100 percent ownership also reduces bureaucracy by allowing foreign investors to focus on their businesses instead of government interference. The zones provide no restrictions on profit repatriation; this has been frequently cited as the most important advantage offered by the zones (Hayes, 2013). Foreign companies can “export” profits back to their mother countries without facing penalties from the government; they can do this with all their profits and no repercussions would occur.

The zones also offer no exchange controls and a guarantee of no personal or corporate income taxes for 15 to 50 years starting with set up. This move has triggered an massive influx of companies to the UAE, akin to prospectors rushing to a place after hearing the possibility of striking gold. This is pure gold in business terms however. The zones also provide efficient communication modes and infrastructure. Internet, communication hardware and software, as well as stable frameworks to support communication among business have been put in place in the zones.

The zones have no import and export duties, another major attraction for foreign investors (Rogmans, 2012). Typically, foreign investors shy away from countries with high import or export duties unless the returns justify the investment. Most foreign companies are used to working with high duties and maximizing returns in their businesses to counter the effect. It is easy to imagine what the impact of no duties is; and there are not many places in the world with such privileges. The impact has been huge. The zones have no restrictions on recruitment, and do not compel foreign companies to seek special aid when obtaining work permits for foreigners (Jaffer, 2012).

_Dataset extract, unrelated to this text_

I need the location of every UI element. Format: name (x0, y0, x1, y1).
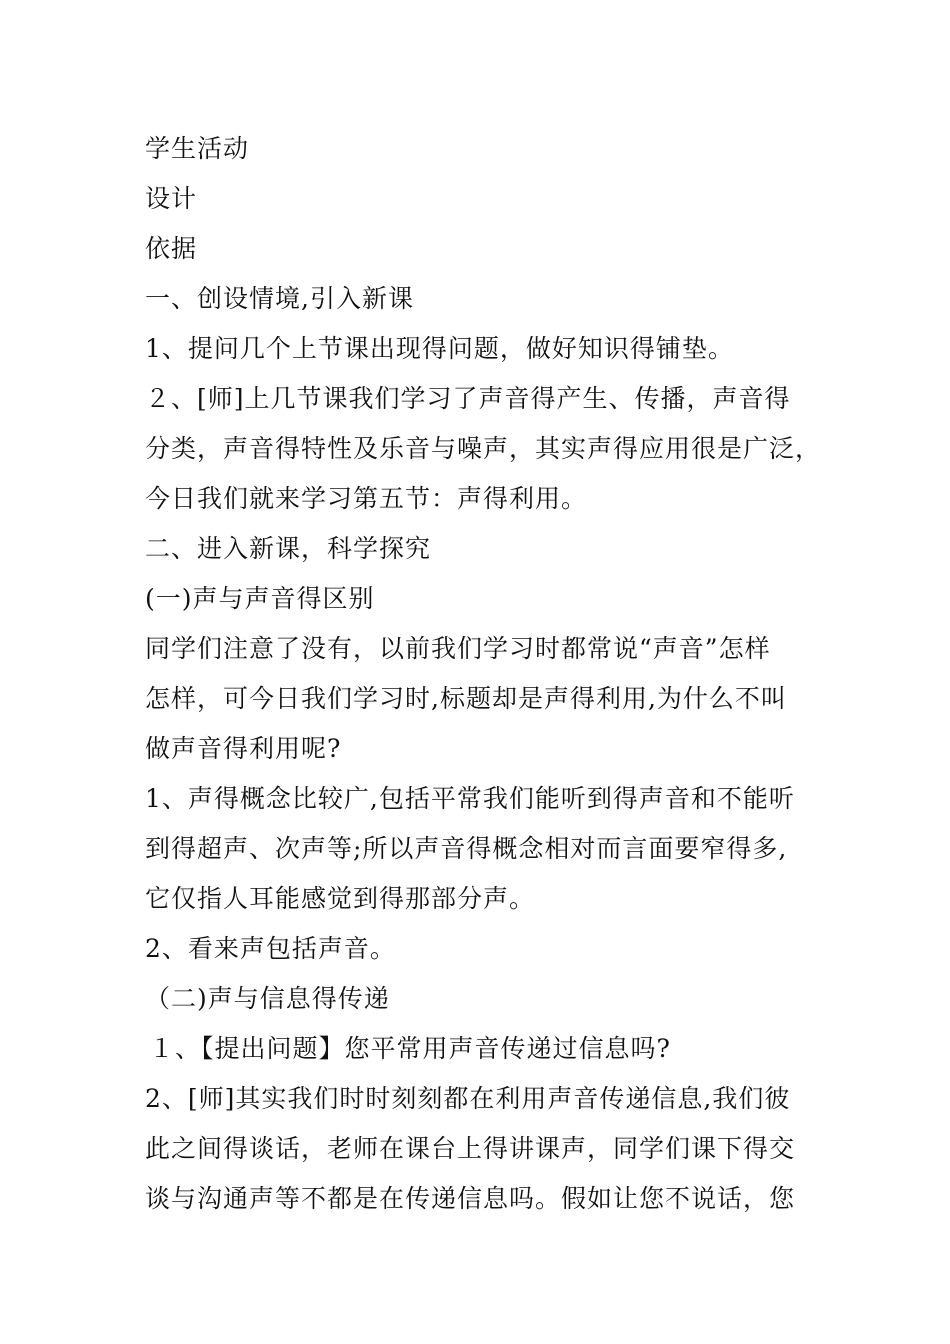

This means that no multiple visits to consulates are required and no bribes are needed for expatriates to gain work permits. Foreign investors detest the hassle involved in getting important staff to work comfortably in other countries; the zones provide this. The zones have plenty of offices, warehouses and factory locations. These guarantee the availability of space for numerous foreign companies without needing to move to more expensive areas that affect their ability to do business.

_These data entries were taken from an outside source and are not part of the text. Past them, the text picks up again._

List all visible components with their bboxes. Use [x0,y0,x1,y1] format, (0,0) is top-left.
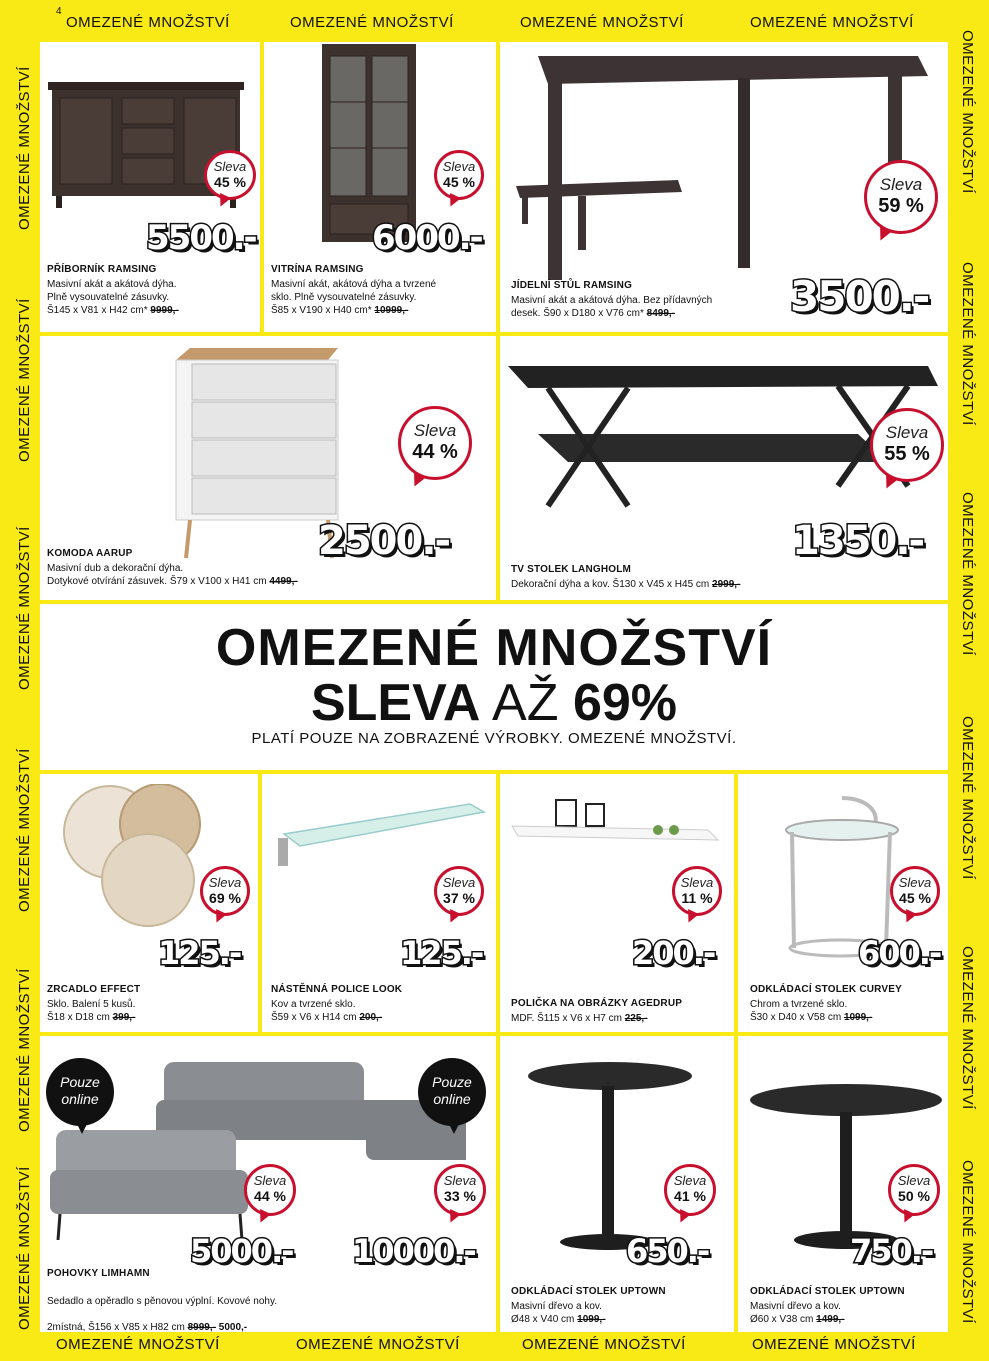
border-text: OMEZENÉ MNOŽSTVÍ [16,748,33,912]
border-text: OMEZENÉ MNOŽSTVÍ [959,262,976,426]
price: 125.- [400,934,483,972]
old-price: 1499,- [816,1314,845,1325]
border-text: OMEZENÉ MNOŽSTVÍ [520,14,684,31]
product-name: POLIČKA NA OBRÁZKY AGEDRUP [511,998,683,1009]
banner-title: OMEZENÉ MNOŽSTVÍ [215,619,773,677]
border-text: OMEZENÉ MNOŽSTVÍ [959,716,976,880]
product-name: JÍDELNÍ STŮL RAMSING [511,280,633,291]
price: 1350.- [792,518,924,564]
price: 5500.- [146,218,256,258]
border-text: OMEZENÉ MNOŽSTVÍ [16,1166,33,1330]
online-only-badge: Pouze online [46,1058,114,1126]
price: 3500.- [790,272,929,321]
old-price: 10999,- [374,305,409,316]
discount-badge: Sleva 44 % [244,1164,296,1216]
picture-ledge-image [508,790,728,870]
discount-badge: Sleva 45 % [890,866,940,916]
product-desc: Sedadlo a opěradlo s pěnovou výplní. Kovové nohy. 2místná, Š156 x V85 x H82 cm 8999,- 5000,- [47,1296,277,1332]
product-name: PŘÍBORNÍK RAMSING [47,264,157,275]
border-text: OMEZENÉ MNOŽSTVÍ [522,1336,686,1353]
border-text: OMEZENÉ MNOŽSTVÍ [16,66,33,230]
discount-badge: Sleva 45 % [204,150,256,200]
discount-badge: Sleva 59 % [864,160,938,234]
product-desc: Kov a tvrzené sklo. Š59 x V6 x H14 cm 200,- [271,999,383,1023]
border-text: OMEZENÉ MNOŽSTVÍ [66,14,230,31]
discount-badge: Sleva 55 % [870,408,944,482]
banner-discount: SLEVA AŽ 69% [310,674,678,732]
discount-badge: Sleva 45 % [434,150,484,200]
border-text: OMEZENÉ MNOŽSTVÍ [296,1336,460,1353]
product-desc: MDF. Š115 x V6 x H7 cm 225,- [511,1013,648,1024]
uptown-table-small-image [514,1056,714,1256]
discount-badge: Sleva 69 % [200,866,250,916]
online-only-badge: Pouze online [418,1058,486,1126]
product-card[interactable] [500,336,948,600]
product-card[interactable] [264,42,496,332]
border-text: OMEZENÉ MNOŽSTVÍ [56,1336,220,1353]
product-card[interactable] [40,1036,496,1332]
product-desc: Dekorační dýha a kov. Š130 x V45 x H45 cm 2999,- [511,579,741,590]
old-price: 2999,- [712,579,741,590]
border-text: OMEZENÉ MNOŽSTVÍ [959,946,976,1110]
price: 2500.- [318,518,450,564]
price: 600.- [858,934,941,972]
product-name: ZRCADLO EFFECT [47,984,141,995]
price: 125.- [158,934,241,972]
old-price: 399,- [112,1012,136,1023]
promo-banner [40,604,948,770]
product-desc: Masivní dřevo a kov. Ø60 x V38 cm 1499,- [750,1301,845,1325]
product-name: TV STOLEK LANGHOLM [511,564,632,575]
product-name: KOMODA AARUP [47,548,133,559]
border-text: OMEZENÉ MNOŽSTVÍ [959,492,976,656]
border-text: OMEZENÉ MNOŽSTVÍ [16,298,33,462]
product-name: ODKLÁDACÍ STOLEK UPTOWN [750,1286,905,1297]
old-price: 9999,- [150,305,179,316]
product-name: VITRÍNA RAMSING [271,264,364,275]
discount-badge: Sleva 33 % [434,1164,486,1216]
product-desc: Masivní akát, akátová dýha a tvrzené sklo. Plně vysouvatelné zásuvky. Š85 x V190 x H40 cm* 10999,- [271,279,437,316]
discount-badge: Sleva 41 % [664,1164,716,1216]
border-text: OMEZENÉ MNOŽSTVÍ [959,1160,976,1324]
old-price: 4499,- [269,576,298,587]
price: 5000.- [190,1232,293,1270]
old-price: 8499,- [646,308,675,319]
product-name: ODKLÁDACÍ STOLEK UPTOWN [511,1286,666,1297]
price: 10000.- [352,1232,475,1270]
product-name: NÁSTĚNNÁ POLICE LOOK [271,984,403,995]
border-text: OMEZENÉ MNOŽSTVÍ [750,14,914,31]
product-name: POHOVKY LIMHAMN [47,1268,150,1279]
product-card[interactable] [40,42,260,332]
price: 200.- [632,934,715,972]
product-card[interactable] [500,42,948,332]
discount-badge: Sleva 37 % [434,866,484,916]
product-name: ODKLÁDACÍ STOLEK CURVEY [750,984,903,995]
mirror-image [60,784,220,934]
product-desc: Masivní akát a akátová dýha. Bez přídavných desek. Š90 x D180 x V76 cm* 8499,- [511,295,713,319]
product-card[interactable] [738,774,948,1032]
old-price: 225,- [624,1013,648,1024]
price: 650.- [626,1232,709,1270]
vitrine-image [318,44,428,244]
price: 750.- [850,1232,933,1270]
border-text: OMEZENÉ MNOŽSTVÍ [16,968,33,1132]
product-desc: Chrom a tvrzené sklo. Š30 x D40 x V58 cm 1099,- [750,999,873,1023]
discount-badge: Sleva 44 % [398,406,472,480]
border-text: OMEZENÉ MNOŽSTVÍ [16,526,33,690]
product-desc: Sklo. Balení 5 kusů. Š18 x D18 cm 399,- [47,999,136,1023]
glass-shelf-image [270,794,490,874]
discount-badge: Sleva 11 % [672,866,722,916]
product-card[interactable] [500,1036,734,1332]
old-price: 200,- [359,1012,383,1023]
border-text: OMEZENÉ MNOŽSTVÍ [752,1336,916,1353]
border-text: OMEZENÉ MNOŽSTVÍ [290,14,454,31]
product-card[interactable] [500,774,734,1032]
product-desc: Masivní akát a akátová dýha. Plně vysouvatelné zásuvky. Š145 x V81 x H42 cm* 9999,- [47,279,179,316]
product-card[interactable] [40,774,258,1032]
old-price: 1099,- [843,1012,873,1023]
product-desc: Masivní dřevo a kov. Ø48 x V40 cm 1099,- [511,1301,606,1325]
price: 6000.- [372,218,482,258]
product-card[interactable] [262,774,496,1032]
product-desc: Masivní dub a dekorační dýha. Dotykové otvírání zásuvek. Š79 x V100 x H41 cm 4499,- [47,563,298,587]
old-price: 1099,- [577,1314,606,1325]
border-text: OMEZENÉ MNOŽSTVÍ [959,30,976,194]
dining-table-image [508,46,928,296]
page-number: 4 [56,6,62,17]
banner-note: PLATÍ POUZE NA ZOBRAZENÉ VÝROBKY. OMEZENÉ MNOŽSTVÍ. [251,730,737,747]
product-card[interactable] [738,1036,948,1332]
product-card[interactable] [40,336,496,600]
discount-badge: Sleva 50 % [888,1164,940,1216]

Space is one of the most vital features in most “ease of doing business” rankings. It is the same as location. Finally, the zones offer excellent road, port and airport infrastructure to facilitate movement of good and human resources within the UAE and across the world (Bains, 2011). The infrastructure is well-maintained and is often upgraded every now and then to suit changing business and economic needs. Foreign investors in the UAE take pride in the level of quality the infrastructure they use is.

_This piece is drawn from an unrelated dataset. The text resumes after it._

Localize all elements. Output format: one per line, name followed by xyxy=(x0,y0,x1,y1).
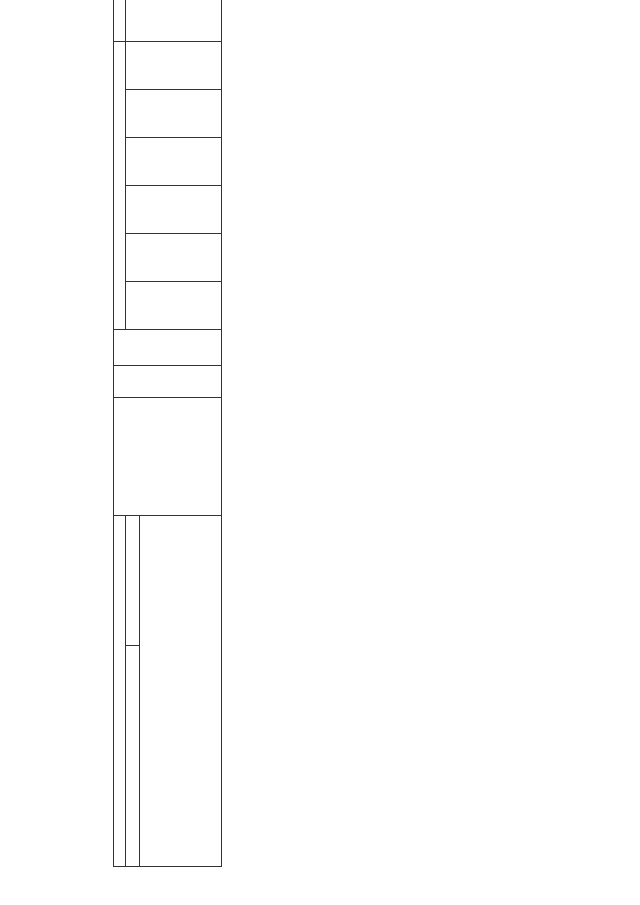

The zones have managed to provide foreign investors with the best environment do business without worrying about other inconsequential factors. References Bains, E. (2011). A guide to doing business in the UAE. Dubai: Meed Media. Fenn, M. (2013). Inspiring global entrepreneurs: Discover how to successfully set up and run your dream business. .. S. l.: Live It. Hayes, B. (2013). Business continuity Playbook. Oxford: Elsevier. Jaffer, S. (2012). Investing in the Middle East and North Africa (MENA) region fast track opportunities for growth. London: Euromoney Books. Rogmans, T. (2012). The emerging markets of the Middle East strategies for entry and growth.

New York, N.Y. (222 East 46th Street, New York, NY 10017): Business Expert Press.